Can you point me toward where such an ethic has been agreed upon and enacted by a group like Dignity or Courage UK?

Michael J. Bayly said...

Hi Winnipeg Catholic,

You may find that Catholic theologian Daniel Helminiak discusses and outlines the type of ethic you seek in his book Sex and the Sacred: Gay Identity and Spiritual Growth. He also talks about ethical concerns regarding sexuality in the interview I conducted with him in 2006 and which can be viewed here.

Also, the issue of ethics in gay sexuality is explored in Thomas Stevenson’s book, Sons of the Church: The Witnessing of Gay Catholic Men. Earlier this year I planned and facilitated a discussion on this text with members of the Basilica of St. Mary’s gay support group. My “discussion guide,” incorporating excerpts from Stevenson’s book, can be found here.
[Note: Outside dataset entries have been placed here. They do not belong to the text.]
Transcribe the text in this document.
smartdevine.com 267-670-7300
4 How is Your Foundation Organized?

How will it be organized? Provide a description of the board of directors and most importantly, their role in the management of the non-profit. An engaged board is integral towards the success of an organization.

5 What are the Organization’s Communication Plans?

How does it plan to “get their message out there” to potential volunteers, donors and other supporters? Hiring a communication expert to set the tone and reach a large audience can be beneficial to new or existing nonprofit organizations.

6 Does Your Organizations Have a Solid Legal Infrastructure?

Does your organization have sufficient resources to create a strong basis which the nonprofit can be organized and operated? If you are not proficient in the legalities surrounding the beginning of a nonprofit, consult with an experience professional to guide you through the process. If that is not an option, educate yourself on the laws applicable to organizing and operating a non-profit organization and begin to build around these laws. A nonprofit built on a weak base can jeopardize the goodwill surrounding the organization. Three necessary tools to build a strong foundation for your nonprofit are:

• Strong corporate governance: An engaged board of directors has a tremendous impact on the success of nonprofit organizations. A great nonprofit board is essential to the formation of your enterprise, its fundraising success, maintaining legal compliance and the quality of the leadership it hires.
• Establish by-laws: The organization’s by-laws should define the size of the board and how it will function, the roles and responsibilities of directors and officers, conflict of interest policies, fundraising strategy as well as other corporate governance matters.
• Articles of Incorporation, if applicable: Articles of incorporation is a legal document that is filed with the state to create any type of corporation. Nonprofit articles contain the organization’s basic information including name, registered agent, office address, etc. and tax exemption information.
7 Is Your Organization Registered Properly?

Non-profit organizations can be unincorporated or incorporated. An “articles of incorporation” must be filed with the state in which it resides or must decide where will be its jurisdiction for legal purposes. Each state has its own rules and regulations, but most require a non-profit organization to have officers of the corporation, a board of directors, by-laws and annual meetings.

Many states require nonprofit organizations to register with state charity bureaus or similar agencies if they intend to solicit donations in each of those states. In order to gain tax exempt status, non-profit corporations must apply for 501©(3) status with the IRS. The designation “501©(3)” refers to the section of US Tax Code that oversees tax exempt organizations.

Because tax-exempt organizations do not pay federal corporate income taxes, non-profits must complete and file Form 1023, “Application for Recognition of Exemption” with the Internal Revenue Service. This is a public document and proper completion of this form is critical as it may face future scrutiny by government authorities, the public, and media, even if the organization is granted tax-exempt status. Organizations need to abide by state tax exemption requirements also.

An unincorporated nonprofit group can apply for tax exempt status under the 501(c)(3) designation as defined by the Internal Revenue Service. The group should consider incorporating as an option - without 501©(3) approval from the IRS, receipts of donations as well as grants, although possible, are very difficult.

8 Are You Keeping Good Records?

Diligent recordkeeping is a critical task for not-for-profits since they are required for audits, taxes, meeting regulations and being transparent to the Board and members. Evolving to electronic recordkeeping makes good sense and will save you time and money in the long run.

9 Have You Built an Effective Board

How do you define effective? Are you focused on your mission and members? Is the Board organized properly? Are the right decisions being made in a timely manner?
I hope these are helpful to you.

Peace,

Michael

Anonymous said...

I read this article and though I disagree with you on many of your points, there is only one that I think is thoroughly unfair. The Magisterium does not teach that we should obey without question. We should wrestle with all moral standards she puts before us. We should not accept on blind faith but read Scripture, read the early Church fathers, read papal encyclicals, read secular combatants as well. This is good for us to use human reason to arrive at the conclusion that she does. If, however, after reading, after using our own reason, we, as individuals in a narrow time period with limited ability and insight compared with the 2,000 year old Church Tradition cannot align our reason with hers, only then should we acquiesce to her teaching purely on faith. And if this be the case, it is best that we continue struggling to understand why she teaches the things she teaches. I think this is a much different mentality that just blind obedience.